By Katherine Long and Nicole Ossevoort  | Sun staff

Hailing from every corner of the diocese and beyond, more than 800 men gathered at Syracuse’s SRC Arena March 19 for the 8th annual IGNITE Catholic Men’s Conference. The theme of this year’s event, fitting for the Jubilee Year of Mercy, was “Merciful like the Father.”

The daylong conference began with Mass celebrated by Bishop Robert J. Cunningham, who reflected on a well-known father figure whose feast day coincided with the conference: St. Joseph.

 “St. Joseph has much to say to us. He is an example of a person who gave himself to God by giving himself to his family,” Bishop Cunningham said in his homily. “He stands before us as a dreamer and puts us in touch with the very dream of God Himself. As we celebrate Holy Week, may we know more fully in our lives the ‘dream of God’ by taking time to be with Him more in prayer, especially in the Eucharist, to participate more fully in family life and the life of the Church.” [Editor’s note: Read the full text of Bishop Cunningham’s homily on page 3 of this issue.]

The day’s first speaker was Randy Raus, president of LifeTeen and a longtime youth minister. A convert to Catholicism, Raus was brought to the faith by his wife.

The father of eight spoke about the importance of giving sons and daughters what they need: Daughters need to hear they’re special and worthy; sons need to hear they’re strong and that it’s okay to be sensitive.
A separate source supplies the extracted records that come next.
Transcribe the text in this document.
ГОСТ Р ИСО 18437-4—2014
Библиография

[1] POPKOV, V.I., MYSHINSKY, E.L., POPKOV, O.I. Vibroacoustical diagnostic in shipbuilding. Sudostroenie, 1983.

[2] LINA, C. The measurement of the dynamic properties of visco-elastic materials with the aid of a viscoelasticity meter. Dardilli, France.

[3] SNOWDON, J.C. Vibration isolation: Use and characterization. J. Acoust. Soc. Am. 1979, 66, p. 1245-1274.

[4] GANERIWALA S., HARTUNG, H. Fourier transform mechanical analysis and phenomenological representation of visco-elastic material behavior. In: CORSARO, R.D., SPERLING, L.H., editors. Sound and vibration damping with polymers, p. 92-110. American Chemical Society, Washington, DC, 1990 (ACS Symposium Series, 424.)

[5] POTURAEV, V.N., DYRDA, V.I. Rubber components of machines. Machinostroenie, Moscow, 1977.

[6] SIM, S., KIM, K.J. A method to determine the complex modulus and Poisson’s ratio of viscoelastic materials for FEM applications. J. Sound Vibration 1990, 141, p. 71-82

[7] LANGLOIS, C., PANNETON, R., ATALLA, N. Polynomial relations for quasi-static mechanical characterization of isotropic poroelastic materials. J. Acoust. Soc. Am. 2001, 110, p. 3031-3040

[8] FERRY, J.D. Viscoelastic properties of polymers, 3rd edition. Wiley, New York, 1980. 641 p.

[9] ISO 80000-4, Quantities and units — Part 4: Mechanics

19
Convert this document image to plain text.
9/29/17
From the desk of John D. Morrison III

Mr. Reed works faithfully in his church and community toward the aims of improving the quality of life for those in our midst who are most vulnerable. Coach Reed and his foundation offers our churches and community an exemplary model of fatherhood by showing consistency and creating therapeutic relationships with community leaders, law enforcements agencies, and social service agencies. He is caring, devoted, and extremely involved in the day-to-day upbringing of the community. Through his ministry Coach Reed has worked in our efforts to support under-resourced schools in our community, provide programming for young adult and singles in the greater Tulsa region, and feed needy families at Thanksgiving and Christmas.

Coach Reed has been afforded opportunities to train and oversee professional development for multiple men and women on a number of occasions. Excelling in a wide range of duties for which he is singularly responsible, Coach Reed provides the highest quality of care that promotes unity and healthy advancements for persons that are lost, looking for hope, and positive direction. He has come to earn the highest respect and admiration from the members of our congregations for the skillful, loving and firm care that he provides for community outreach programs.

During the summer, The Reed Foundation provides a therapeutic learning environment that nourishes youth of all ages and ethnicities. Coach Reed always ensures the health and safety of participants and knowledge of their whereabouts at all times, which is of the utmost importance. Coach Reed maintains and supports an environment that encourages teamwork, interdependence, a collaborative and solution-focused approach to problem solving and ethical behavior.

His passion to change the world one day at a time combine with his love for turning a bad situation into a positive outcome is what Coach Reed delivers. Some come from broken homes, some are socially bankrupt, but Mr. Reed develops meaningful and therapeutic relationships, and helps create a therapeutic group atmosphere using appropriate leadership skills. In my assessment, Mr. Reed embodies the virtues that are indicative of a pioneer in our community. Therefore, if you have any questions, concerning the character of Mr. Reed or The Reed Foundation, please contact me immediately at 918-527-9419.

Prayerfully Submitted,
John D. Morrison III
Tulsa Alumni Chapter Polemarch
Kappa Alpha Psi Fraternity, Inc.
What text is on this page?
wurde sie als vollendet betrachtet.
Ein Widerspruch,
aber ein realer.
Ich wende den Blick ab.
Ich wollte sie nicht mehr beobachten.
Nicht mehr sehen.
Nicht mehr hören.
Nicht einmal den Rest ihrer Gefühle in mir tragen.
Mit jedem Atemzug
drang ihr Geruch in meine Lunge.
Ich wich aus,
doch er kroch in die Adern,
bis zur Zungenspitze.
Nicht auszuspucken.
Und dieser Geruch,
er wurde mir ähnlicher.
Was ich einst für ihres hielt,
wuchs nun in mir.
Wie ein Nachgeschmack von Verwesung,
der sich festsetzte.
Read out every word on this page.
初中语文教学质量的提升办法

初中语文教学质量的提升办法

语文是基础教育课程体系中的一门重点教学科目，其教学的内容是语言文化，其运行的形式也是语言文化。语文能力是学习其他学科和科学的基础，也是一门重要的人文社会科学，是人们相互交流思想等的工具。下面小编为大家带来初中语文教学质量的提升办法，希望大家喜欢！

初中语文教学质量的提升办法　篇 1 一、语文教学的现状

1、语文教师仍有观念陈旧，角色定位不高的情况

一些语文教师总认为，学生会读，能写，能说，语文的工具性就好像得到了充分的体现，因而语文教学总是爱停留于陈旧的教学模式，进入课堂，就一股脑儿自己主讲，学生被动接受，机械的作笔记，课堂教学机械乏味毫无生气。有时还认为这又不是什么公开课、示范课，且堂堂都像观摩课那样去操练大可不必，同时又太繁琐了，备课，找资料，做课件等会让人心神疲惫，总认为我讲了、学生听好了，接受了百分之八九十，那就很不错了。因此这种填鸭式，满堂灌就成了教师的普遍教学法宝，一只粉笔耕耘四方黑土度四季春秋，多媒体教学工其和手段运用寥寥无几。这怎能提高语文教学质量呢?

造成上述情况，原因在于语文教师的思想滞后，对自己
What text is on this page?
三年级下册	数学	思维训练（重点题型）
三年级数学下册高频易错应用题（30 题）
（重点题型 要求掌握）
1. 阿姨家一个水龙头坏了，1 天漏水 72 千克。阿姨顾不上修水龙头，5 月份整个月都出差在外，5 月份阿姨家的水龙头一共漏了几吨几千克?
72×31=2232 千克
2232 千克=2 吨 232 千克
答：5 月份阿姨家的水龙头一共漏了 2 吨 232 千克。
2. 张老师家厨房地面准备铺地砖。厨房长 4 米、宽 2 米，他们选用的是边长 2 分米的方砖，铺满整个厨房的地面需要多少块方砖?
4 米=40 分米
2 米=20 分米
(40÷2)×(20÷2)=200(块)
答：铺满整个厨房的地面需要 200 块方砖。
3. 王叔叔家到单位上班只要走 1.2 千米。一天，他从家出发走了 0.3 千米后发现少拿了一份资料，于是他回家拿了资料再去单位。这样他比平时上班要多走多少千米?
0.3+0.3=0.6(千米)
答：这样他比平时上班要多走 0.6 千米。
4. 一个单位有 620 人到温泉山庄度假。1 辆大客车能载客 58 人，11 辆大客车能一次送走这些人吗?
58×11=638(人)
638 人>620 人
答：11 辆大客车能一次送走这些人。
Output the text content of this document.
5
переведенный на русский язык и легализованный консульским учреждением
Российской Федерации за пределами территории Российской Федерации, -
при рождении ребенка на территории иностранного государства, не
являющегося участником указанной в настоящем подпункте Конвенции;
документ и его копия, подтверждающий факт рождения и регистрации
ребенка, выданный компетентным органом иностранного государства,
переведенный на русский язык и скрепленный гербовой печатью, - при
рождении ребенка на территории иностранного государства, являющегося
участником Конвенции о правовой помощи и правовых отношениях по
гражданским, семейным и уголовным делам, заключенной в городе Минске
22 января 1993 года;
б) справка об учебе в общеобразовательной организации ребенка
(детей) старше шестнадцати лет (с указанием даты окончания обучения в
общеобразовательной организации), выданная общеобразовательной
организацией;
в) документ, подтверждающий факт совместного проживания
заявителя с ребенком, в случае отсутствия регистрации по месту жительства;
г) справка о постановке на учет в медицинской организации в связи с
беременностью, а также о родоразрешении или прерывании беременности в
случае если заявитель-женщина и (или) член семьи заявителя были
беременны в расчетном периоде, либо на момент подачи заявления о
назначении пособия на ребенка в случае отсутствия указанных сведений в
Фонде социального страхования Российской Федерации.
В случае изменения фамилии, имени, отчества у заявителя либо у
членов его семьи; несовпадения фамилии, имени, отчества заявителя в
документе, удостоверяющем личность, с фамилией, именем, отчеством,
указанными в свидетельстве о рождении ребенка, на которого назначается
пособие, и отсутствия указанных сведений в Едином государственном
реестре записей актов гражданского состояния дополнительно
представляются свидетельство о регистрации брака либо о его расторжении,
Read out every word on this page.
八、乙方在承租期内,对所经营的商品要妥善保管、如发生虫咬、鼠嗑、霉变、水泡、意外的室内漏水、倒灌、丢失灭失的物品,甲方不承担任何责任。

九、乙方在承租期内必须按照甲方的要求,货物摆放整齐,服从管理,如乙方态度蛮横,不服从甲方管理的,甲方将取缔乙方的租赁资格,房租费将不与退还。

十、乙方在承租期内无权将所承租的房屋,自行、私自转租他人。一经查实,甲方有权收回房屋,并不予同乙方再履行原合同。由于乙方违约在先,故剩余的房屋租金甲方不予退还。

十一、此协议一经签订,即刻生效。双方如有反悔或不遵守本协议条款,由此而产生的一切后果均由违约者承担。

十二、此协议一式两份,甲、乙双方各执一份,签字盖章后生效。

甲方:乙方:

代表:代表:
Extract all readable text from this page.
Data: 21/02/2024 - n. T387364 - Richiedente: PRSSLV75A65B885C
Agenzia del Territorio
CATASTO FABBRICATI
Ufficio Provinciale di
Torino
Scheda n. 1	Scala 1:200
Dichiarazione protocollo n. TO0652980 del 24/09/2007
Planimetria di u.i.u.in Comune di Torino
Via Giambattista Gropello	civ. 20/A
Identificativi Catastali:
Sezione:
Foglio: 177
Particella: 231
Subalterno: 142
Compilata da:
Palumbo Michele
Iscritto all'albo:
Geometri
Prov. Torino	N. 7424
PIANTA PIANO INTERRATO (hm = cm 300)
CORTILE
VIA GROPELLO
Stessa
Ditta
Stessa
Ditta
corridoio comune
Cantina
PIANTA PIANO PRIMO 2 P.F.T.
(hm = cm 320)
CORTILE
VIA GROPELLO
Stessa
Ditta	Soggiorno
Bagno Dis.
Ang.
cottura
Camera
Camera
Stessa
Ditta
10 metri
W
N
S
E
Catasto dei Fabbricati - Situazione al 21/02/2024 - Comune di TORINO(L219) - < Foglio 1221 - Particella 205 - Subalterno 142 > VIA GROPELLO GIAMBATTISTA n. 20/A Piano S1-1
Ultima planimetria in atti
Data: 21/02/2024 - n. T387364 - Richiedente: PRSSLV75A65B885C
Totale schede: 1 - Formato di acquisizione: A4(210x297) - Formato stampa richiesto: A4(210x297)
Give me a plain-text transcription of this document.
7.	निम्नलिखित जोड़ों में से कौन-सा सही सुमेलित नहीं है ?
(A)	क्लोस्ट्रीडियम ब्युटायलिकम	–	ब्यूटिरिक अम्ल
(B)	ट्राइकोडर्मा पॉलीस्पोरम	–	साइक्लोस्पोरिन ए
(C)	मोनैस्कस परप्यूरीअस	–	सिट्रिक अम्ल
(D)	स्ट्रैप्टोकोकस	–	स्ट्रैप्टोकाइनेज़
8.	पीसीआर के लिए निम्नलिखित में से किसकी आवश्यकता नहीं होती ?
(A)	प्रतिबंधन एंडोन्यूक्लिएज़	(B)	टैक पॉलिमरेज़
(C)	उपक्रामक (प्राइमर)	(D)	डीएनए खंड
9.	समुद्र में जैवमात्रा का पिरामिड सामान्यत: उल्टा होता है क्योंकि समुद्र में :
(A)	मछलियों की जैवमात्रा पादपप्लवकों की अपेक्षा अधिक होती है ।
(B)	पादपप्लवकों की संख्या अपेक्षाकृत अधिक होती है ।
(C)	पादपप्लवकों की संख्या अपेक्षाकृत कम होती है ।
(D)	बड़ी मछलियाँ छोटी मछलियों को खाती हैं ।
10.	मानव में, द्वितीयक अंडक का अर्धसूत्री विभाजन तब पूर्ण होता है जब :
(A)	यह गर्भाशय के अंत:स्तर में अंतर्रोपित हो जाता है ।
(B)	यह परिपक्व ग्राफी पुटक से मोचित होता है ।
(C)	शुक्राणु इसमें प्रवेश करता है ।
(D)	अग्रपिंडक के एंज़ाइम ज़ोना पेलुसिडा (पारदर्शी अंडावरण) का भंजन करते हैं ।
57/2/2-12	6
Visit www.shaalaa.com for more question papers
Raus also spoke of a once-in-a-lifetime meeting with soon-to-be-saint and great example of mercy Mother Teresa. During her visit to Atlanta to open a Missionaries of Charity home, Raus had the opportunity to pray with her, speak with her, even hold hands with her. The experience changed his life and deepened his faith, he said.

Raus urged attendees to take the Year of Mercy as a time to reflect on their faith and how they can be the difference in the life of another. “God’s mercy is as vast as the ocean,” he said.

Following lunch, Father Joe Freedy lit up the stage with a fast-paced, high-energy talk. Vocations director for the Diocese of Pittsburgh, Father Freedy started with a tale from an airplane, where he met a man unhappy despite his successes and wealth. Father Freedy told the man how God loved him and had a plan for him and how “none of these [worldly] things are fully going to satisfy your heart because that’s not actually what your heart is made for,” he said. “Fellas, the first thing I want to say to you is this: That we all want God. That we’re all looking for God. That’s the deepest desire of the human heart… We’re made for an infinite love, and the only one who can love infinitely is God.”

If you’re looking for joy, hope, happiness, love or peace, you’re looking for Jesus, he underlined.

Fear is the root of all sin, Father Freedy explained. “Jesus Christ’s love is the only thing that can cast out your fears,” he said.

The “only way we can receive the love of God is to be vulnerable to it,” he told the crowd before leading them in a special prayer: “Jesus, help me allow you to love me.”

“That receptivity of his love is what will bring your heart to life and make you the man that you know you are called to be,” he said.

The legendary Rudy Ruettiger rounded out the speaking lineup, charming the crowd with his personal challenges and triumphs, a story made famous by the film “Rudy.”

One of fourteen children growing up in a Catholic family in Joliet, Ill., Ruettiger dreamed big. His heart was set on playing baseball with the Yankees, on going to the moon, on playing football for Notre Dame. But he struggled academically, only learning later that he had dyslexia, and he began to believe the unkind things his classmates said about him.

Ruettiger worked at a power plant after high school, then joined the Navy. There, his positive attitude and work ethic got him noticed — and encouraged. He started to dream about Notre Dame again, he said, though he didn’t have the money or even the SAT scores. “I refused to listen to the negative and the devil,” Ruettiger said. “I listened to the voice of empowerment, the voice of positive. You outwit the devil through positive thinking…. You look at what you’re going to be, not what you’re not. You look at what you can be, not what you can’t be.”

After the Navy, he chased his Notre Dame dream. After four successful semesters at Holy Cross Junior College and persistence with the Notre Dame staff, he was finally accepted — and was able to play for the Fighting Irish.

“It’s pretty awesome,” he said. “See, I knew I could get hit, and I knew I could get up. That’s not a bad feeling. I could get hit, and I could get up. Because in life, that’s what life is: getting hit, getting up, getting hit, getting up.”

Ruettiger was finally able to dress for a game in his senior year. And in the last 27 seconds of the only play in the only game of his college football career, Ruettiger sacked the quarterback. His teammates carried him off the field.

Those shining seconds would later be recreated in the movie “Rudy,” another dream chased to fruition by Ruettiger — all the way to a screening at the White House.

“So stretch, and reach for the positive,” he said. “And stretch and keep stretching. Because it’s going to happen, if you visualize where you want to be.”

Next year’s IGNITE Catholic Men’s Conference will he held March 25, 2017. Speakers will include Msgr. Jim Lisante and Mark Houck.